Some people learning Chinese find menu-reading particularly challenging. I, however, never found menus to be hard relative to reading other things in Chinese. I know someone who used to study Mandarin at Shida who was also adept at menu reading and who could run circles around her classmates when it came to food vocabulary. I also met an American in Japan who generally cannot read Japanese, but who can read ingredient lists in Japanese, including the kanji. Heck, *I* can read ingredient lists in Japanese, and my Japanese is way behind my Mandarin.
There is something the three of us have in common.
We all live on restricted diets.
The former Shida student is lactose-intolerant. The American in Japan is gluten-intolerant. And I am vegan.
Lactose-intolerance brought the former Shida student uncomfortably close to death (she loved that Taiwanese food uses cow’s milk sparingly). I actually met that American in Japan (who I also mentioned in this post) just after she had spent all day lying in bed because eating some gluten by mistake had made her so sick that she could hardly stand up (she let me borrow her laptop, which I used to write a couple blog posts). They were both incredibly motivated to learn how to read the names of foods in Chinese/Japanese. For them, it is a matter of life and death.
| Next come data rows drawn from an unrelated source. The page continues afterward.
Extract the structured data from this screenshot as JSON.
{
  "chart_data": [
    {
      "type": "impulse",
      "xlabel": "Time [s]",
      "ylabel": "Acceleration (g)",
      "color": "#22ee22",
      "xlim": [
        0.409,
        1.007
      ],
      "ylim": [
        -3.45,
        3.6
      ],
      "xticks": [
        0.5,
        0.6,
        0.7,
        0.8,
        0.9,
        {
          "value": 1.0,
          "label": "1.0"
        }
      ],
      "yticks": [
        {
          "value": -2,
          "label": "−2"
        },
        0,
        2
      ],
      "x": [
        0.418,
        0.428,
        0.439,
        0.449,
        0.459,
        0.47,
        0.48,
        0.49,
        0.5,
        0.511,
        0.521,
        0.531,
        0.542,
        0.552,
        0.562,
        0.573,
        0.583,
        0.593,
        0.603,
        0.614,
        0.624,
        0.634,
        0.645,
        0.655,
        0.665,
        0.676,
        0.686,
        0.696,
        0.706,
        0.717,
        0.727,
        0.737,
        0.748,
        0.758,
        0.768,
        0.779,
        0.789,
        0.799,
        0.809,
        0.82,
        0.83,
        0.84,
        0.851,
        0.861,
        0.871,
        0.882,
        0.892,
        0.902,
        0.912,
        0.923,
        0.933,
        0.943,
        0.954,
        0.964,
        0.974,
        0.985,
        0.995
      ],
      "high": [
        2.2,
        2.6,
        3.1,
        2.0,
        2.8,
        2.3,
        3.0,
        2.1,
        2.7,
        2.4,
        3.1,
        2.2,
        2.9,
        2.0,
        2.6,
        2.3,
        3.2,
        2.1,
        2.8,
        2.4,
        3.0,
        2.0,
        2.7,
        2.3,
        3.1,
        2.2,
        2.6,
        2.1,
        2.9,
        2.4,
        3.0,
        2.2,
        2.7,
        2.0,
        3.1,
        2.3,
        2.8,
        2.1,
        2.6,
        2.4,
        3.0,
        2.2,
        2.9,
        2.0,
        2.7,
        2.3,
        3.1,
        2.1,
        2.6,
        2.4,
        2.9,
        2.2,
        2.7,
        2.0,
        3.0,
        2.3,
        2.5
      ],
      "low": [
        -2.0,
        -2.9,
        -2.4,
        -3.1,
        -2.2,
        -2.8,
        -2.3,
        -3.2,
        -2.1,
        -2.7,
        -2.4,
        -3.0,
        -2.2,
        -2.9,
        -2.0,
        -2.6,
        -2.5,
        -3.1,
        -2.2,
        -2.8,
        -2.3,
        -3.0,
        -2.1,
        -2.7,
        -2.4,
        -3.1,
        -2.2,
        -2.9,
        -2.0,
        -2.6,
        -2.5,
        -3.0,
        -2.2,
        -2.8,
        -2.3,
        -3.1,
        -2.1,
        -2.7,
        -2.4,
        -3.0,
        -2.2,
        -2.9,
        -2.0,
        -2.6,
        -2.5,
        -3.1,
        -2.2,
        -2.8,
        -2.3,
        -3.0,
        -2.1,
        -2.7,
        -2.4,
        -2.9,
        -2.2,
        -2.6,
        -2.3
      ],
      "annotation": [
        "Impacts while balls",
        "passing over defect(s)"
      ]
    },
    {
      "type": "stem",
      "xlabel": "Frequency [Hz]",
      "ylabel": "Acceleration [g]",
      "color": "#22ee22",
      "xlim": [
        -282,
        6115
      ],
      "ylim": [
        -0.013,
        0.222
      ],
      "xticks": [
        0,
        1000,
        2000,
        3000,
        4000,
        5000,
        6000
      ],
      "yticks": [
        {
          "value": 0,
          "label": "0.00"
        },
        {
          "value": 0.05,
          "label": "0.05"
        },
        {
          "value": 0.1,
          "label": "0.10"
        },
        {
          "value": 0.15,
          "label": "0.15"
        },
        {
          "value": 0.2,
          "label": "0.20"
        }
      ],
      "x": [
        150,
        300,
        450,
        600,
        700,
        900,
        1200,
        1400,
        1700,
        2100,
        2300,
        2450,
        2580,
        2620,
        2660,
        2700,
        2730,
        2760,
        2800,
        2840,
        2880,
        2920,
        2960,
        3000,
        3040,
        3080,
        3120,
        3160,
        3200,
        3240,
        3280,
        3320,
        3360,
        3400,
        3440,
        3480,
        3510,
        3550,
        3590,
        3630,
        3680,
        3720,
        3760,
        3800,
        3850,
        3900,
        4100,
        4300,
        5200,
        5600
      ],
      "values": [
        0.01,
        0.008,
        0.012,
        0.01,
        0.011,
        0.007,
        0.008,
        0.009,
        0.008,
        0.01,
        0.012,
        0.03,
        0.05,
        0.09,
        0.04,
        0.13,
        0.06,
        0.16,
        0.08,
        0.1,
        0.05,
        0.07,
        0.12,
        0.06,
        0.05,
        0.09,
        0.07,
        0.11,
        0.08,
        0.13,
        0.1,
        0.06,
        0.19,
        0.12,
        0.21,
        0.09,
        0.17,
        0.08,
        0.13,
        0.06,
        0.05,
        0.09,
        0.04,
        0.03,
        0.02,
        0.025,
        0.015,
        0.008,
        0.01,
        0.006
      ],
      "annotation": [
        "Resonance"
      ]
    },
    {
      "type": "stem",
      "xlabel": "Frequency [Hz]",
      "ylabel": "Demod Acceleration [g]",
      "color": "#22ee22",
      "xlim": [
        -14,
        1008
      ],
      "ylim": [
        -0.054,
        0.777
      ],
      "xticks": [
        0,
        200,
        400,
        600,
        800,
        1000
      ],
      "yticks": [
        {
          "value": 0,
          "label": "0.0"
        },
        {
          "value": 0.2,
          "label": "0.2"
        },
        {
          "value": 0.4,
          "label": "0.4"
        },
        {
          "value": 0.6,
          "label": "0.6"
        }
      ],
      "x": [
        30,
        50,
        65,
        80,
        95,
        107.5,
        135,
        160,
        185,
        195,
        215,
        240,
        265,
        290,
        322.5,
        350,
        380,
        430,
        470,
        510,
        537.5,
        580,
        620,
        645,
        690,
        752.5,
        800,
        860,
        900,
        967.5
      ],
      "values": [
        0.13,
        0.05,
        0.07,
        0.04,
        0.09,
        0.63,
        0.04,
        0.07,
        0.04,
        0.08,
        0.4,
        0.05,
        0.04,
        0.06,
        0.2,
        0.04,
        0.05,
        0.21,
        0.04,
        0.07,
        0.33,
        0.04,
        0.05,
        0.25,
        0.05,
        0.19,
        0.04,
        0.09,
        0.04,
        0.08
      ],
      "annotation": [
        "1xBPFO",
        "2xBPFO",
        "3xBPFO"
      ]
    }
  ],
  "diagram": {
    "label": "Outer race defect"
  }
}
Though non-vegan food can make me physically uncomfortable (my digestive system is not used to it), my life is not on the line. Other lives, of course, are on the line, so this is a serious matter for me.
It is possible, because avoiding the wrong food is so important to all of us, that the names of foods in different languages and writing systems makes a stronger impression on us that it does on language learners who care less, and thus we require less review to get food vocabulary/characters into long-term memory, though I do not have solid evidence for this.
However, I know that we also get a lot more review/reinforcement simply because we are in the habit of reading food labels for everything (and making inquiries when food labels are not available … and having conversations about what is or is not in food). That adds up to a lot of practice quickly.
Also, we all make a significant effort to understand what we are eating even in our native languages. It is a part of our lives. Learning how to read food labels/menus in Chinese/Japanese does not seem much different, so we do not notice.
So what does this mean for Chinese learners? Well, I advocate becoming a vegan on ethical grounds (if you do eat animals, PLEASE PLEASE PLEASE read this, this, and this) but this post is about language learning, not ethics. I do not have any shortcuts for learning how to read menus in Chinese, but I can say that, if you are motivated and practice a lot, it is possible to learn how to read Chinese menus with relative ease.